Tokenizer News
News

JPMorgan Launches Tokenized Money Market Fund to Serve Stablecoin Issuers' Reserve Requirements

The Block reported on May 13, 2026 that JPMorgan is launching a tokenized money market fund specifically designed to meet the reserve requirements that stablecoin issuers must maintain under US regulation. The product targets a direct institutional use case at the intersection of tokenized RWAs and stablecoin infrastructure.

Yury Konnov

Yury Konnov

City skyline at night with skyscrapers
Photo by David Garrick - Bangbola on Unsplash

JPMorgan filed with the U.S. Securities and Exchange Commission on May 12, 2026 to launch the JPMorgan OnChain Liquidity-Token Money Market Fund — a tokenized fund on Ethereum built explicitly to satisfy the reserve requirements that stablecoin issuers must meet under federal law. The filing, reported by CoinDesk's tokenization coverage, outlines a fund investing exclusively in short-term U.S. Treasuries, cash, and overnight repurchase agreements backed by government securities.

The fund's portfolio composition maps directly onto the reserve asset categories that the GENIUS Act permits stablecoin issuers to hold. Under the law, which was signed into law on June 18, 2025, issuers must maintain reserves on at least a one-to-one basis against outstanding coins, and acceptable assets include U.S. Treasury securities with a remaining maturity of no more than 93 days, U.S. currency, insured deposits, and government money market funds. The Act takes effect 18 months after enactment — by December 2026 at the latest — or 120 days after the Federal Reserve, OCC, FDIC, and NCUA issue final implementing regulations, whichever comes first.

The FDIC moved to formalize its piece of that regulatory architecture on the same day JPMorgan's filing became effective. The agency's board approved a notice of proposed rulemaking that would implement GENIUS Act requirements for FDIC-supervised stablecoin issuers, covering reserve assets, redemption standards, capital, and risk management. The FDIC proposed rulemaking opens a 60-day public comment window after Federal Register publication. The agency had previously issued a December 19, 2025 proposed rule establishing application procedures for insured depository institutions seeking to issue payment stablecoins through subsidiaries.

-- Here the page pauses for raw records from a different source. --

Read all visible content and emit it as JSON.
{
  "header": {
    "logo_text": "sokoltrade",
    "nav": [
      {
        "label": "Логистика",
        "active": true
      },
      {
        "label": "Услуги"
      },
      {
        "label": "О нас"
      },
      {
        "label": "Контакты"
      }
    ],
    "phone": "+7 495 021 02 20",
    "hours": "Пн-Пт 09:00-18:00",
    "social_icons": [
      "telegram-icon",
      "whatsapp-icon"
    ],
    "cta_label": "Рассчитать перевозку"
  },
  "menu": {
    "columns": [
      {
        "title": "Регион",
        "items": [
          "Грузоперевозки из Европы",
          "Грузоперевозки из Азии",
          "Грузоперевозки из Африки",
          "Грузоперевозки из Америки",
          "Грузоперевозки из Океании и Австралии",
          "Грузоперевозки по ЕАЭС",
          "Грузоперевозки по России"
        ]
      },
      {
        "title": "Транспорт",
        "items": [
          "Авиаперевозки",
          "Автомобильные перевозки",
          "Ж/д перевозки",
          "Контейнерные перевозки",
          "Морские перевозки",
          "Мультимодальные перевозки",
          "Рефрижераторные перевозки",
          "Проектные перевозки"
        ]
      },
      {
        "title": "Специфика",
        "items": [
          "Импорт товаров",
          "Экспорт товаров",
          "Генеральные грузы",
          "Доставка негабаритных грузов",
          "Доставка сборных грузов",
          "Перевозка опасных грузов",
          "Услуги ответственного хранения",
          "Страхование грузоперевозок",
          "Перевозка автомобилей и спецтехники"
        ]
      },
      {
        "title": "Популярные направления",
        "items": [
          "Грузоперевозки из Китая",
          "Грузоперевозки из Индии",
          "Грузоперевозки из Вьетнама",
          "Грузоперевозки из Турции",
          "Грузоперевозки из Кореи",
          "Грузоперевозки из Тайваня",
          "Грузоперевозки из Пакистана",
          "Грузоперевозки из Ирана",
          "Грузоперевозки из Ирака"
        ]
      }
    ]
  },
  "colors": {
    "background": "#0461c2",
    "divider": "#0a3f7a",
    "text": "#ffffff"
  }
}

Kinexys Digital Assets, JPMorgan's blockchain unit formerly known as Onyx, will operate the underlying infrastructure for the new fund. The new product is JPMorgan's second tokenized money market fund on Ethereum. In December 2025, the bank launched MONY — the My OnChain Net Yield Fund — which J.P. Morgan Asset Management described as the first tokenized money market fund on a public blockchain from a global systemically important bank. MONY invests in U.S. Treasury securities and repurchase agreements fully collateralized by Treasuries, and is also powered by Kinexys Digital Assets. The new filing targets a distinct institutional segment: stablecoin issuers that need compliant reserve vehicles rather than general cash management.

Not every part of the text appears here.